Kerrigan's strength is his consistency. He hasn't missed a game since being drafted by Washington in the first round in 2011. His approach hasn't wavered: He's a lead-by-example player in terms of his workouts and study habits.

That leads to consistency with numbers. His lowest sack total was 7.5 as a rookie; since then it has always been at least 8.5. And in the last four years, his lowest output was 9.5 in 2015.

In the previous two seasons, Kerrigan had a combined 24 sacks -- but in 14 of the 32 games, he was held without one. In other words, he has had quiet days in the past when people wonder where he has been, and then he responds. Sunday, he had several strong rushes versus Cowboys right tackle La'el Collins, driving him back with his right arm extended into his upper right chest.

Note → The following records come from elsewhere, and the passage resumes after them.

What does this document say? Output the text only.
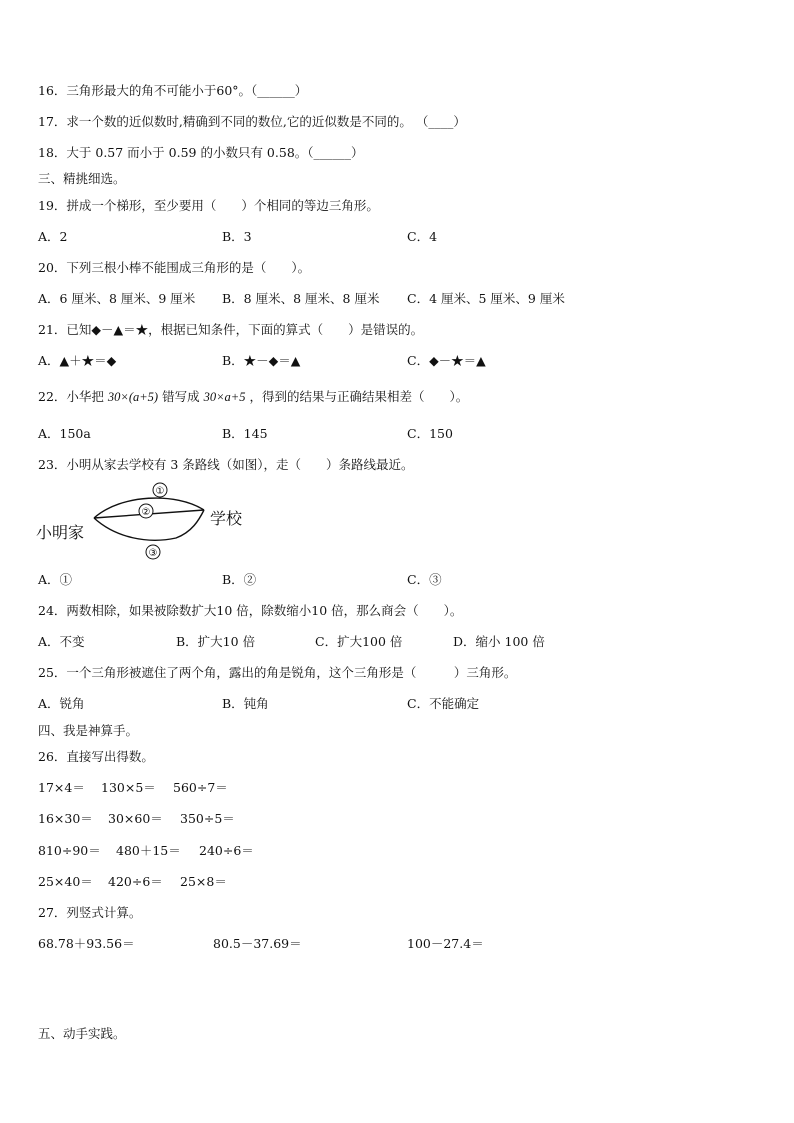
16．三角形最大的角不可能小于60°。（______）
17．求一个数的近似数时,精确到不同的数位,它的近似数是不同的。 （____）
18．大于 0.57 而小于 0.59 的小数只有 0.58。（______）
三、精挑细选。
19．拼成一个梯形，至少要用（　　）个相同的等边三角形。
A．2	B．3	C．4
20．下列三根小棒不能围成三角形的是（　　）。
A．6 厘米、8 厘米、9 厘米 B．8 厘米、8 厘米、8 厘米 C．4 厘米、5 厘米、9 厘米
21．已知◆－▲＝★，根据已知条件，下面的算式（　　）是错误的。
A．▲＋★＝◆	B．★－◆＝▲	C．◆－★＝▲
22．小华把 30×(a+5) 错写成 30×a+5 ，得到的结果与正确结果相差（　　）。
A．150a	B．145	C．150
23．小明从家去学校有 3 条路线（如图），走（　　）条路线最近。
①
②
③
小明家
学校
A．①	B．②	C．③
24．两数相除，如果被除数扩大10 倍，除数缩小10 倍，那么商会（　　）。
A．不变	B．扩大10 倍	C．扩大100 倍	D．缩小 100 倍
25．一个三角形被遮住了两个角，露出的角是锐角，这个三角形是（　　　）三角形。
A．锐角	B．钝角	C．不能确定
四、我是神算手。
26．直接写出得数。
17×4＝ 130×5＝ 560÷7＝
16×30＝ 30×60＝ 350÷5＝
810÷90＝ 480＋15＝ 240÷6＝
25×40＝ 420÷6＝ 25×8＝
27．列竖式计算。
68.78＋93.56＝	80.5－37.69＝	100－27.4＝
五、动手实践。
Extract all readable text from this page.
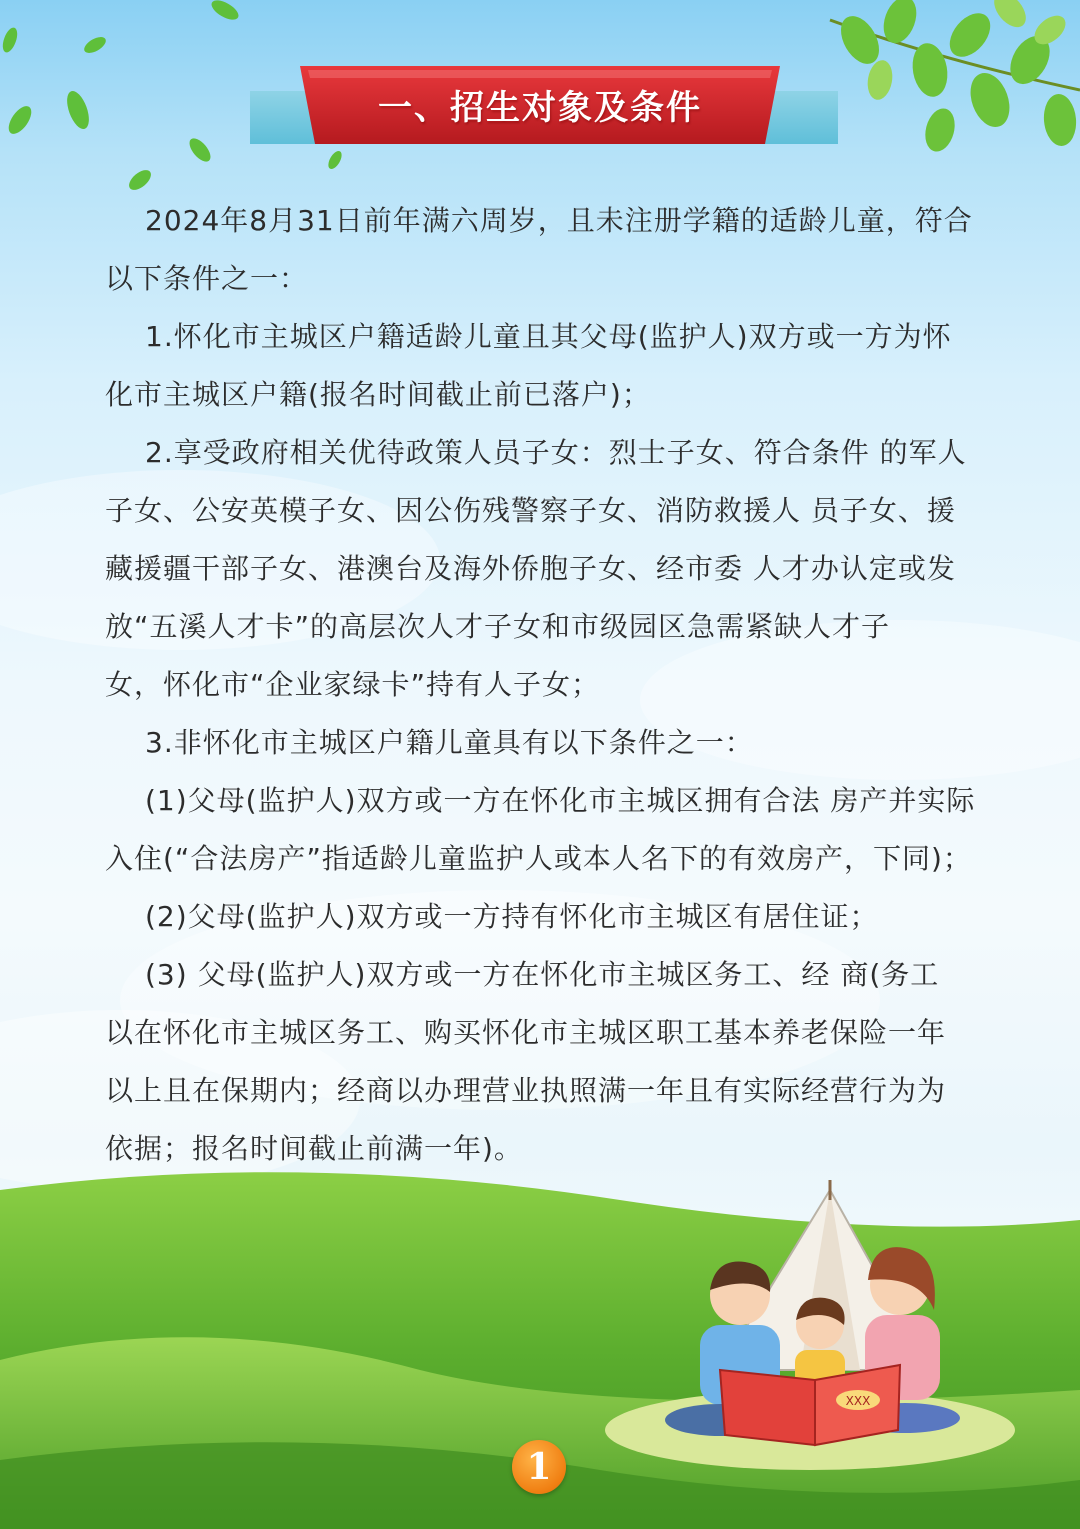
一、招生对象及条件

2024年8月31日前年满六周岁，且未注册学籍的适龄儿童，符合

以下条件之一：

1.怀化市主城区户籍适龄儿童且其父母(监护人)双方或一方为怀

化市主城区户籍(报名时间截止前已落户)；

2.享受政府相关优待政策人员子女：烈士子女、符合条件 的军人

子女、公安英模子女、因公伤残警察子女、消防救援人 员子女、援

藏援疆干部子女、港澳台及海外侨胞子女、经市委 人才办认定或发

放“五溪人才卡”的高层次人才子女和市级园区急需紧缺人才子

女，怀化市“企业家绿卡”持有人子女；

3.非怀化市主城区户籍儿童具有以下条件之一：

(1)父母(监护人)双方或一方在怀化市主城区拥有合法 房产并实际

入住(“合法房产”指适龄儿童监护人或本人名下的有效房产，下同)；

(2)父母(监护人)双方或一方持有怀化市主城区有居住证；

(3) 父母(监护人)双方或一方在怀化市主城区务工、经 商(务工

以在怀化市主城区务工、购买怀化市主城区职工基本养老保险一年

以上且在保期内；经商以办理营业执照满一年且有实际经营行为为

依据；报名时间截止前满一年)。

XXX
1
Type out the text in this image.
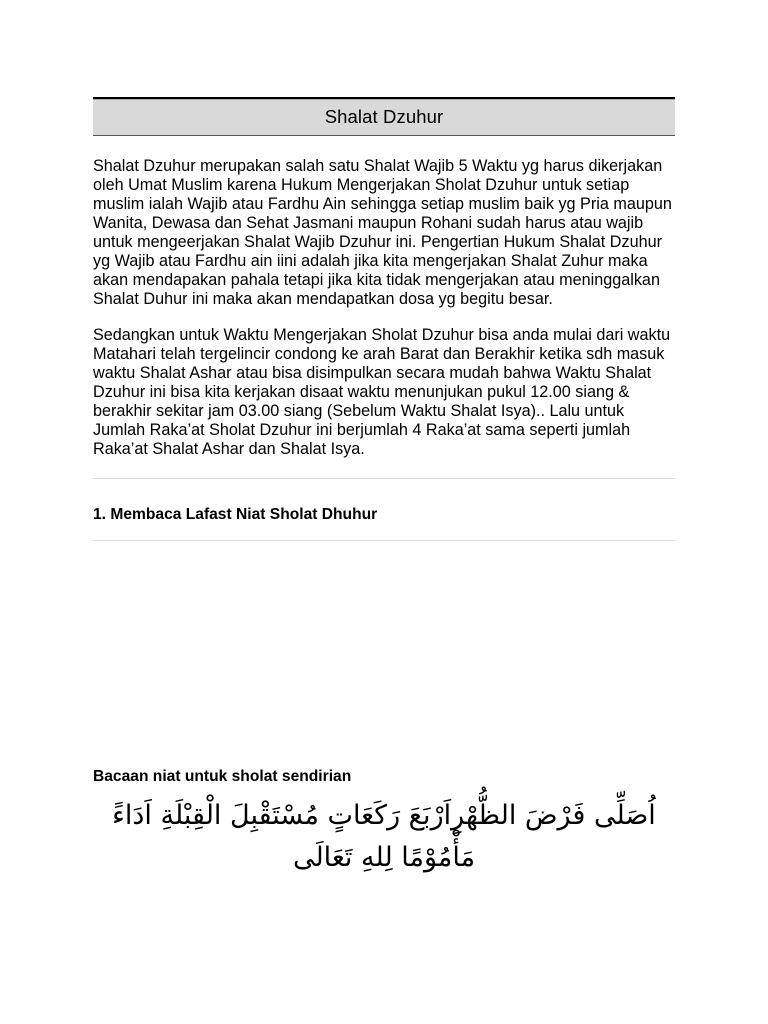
Shalat Dzuhur

Shalat Dzuhur merupakan salah satu Shalat Wajib 5 Waktu yg harus dikerjakan oleh Umat Muslim karena Hukum Mengerjakan Sholat Dzuhur untuk setiap muslim ialah Wajib atau Fardhu Ain sehingga setiap muslim baik yg Pria maupun Wanita, Dewasa dan Sehat Jasmani maupun Rohani sudah harus atau wajib untuk mengeerjakan Shalat Wajib Dzuhur ini. Pengertian Hukum Shalat Dzuhur yg Wajib atau Fardhu ain iini adalah jika kita mengerjakan Shalat Zuhur maka akan mendapakan pahala tetapi jika kita tidak mengerjakan atau meninggalkan Shalat Duhur ini maka akan mendapatkan dosa yg begitu besar.

Sedangkan untuk Waktu Mengerjakan Sholat Dzuhur bisa anda mulai dari waktu Matahari telah tergelincir condong ke arah Barat dan Berakhir ketika sdh masuk waktu Shalat Ashar atau bisa disimpulkan secara mudah bahwa Waktu Shalat Dzuhur ini bisa kita kerjakan disaat waktu menunjukan pukul 12.00 siang & berakhir sekitar jam 03.00 siang (Sebelum Waktu Shalat Isya).. Lalu untuk Jumlah Raka’at Sholat Dzuhur ini berjumlah 4 Raka’at sama seperti jumlah Raka’at Shalat Ashar dan Shalat Isya.

1. Membaca Lafast Niat Sholat Dhuhur

Bacaan niat untuk sholat sendirian

اُصَلِّى فَرْضَ الظُّهْرِاَرْبَعَ رَكَعَاتٍ مُسْتَقْبِلَ الْقِبْلَةِ اَدَاءً مَأْمُوْمًا لِلهِ تَعَالَى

"It's only a matter of time," Redskins defensive lineman Jonathan Allen said. "You can't hold a guy like Ryan Kerrigan through the whole season."

The coaches know exactly what to expect from Kerrigan, both in how he rushes and defends the run. And while Kerrigan felt motivation from Trent, Redskins coach Jay Gruden said he knows he doesn't have to prod his outside linebacker to get him going.

"I know I'm going to get his best effort every game," Gruden said. "The numbers aren't there, but his presence is felt. He pushes the pocket; he's very good against the run. He made a great play."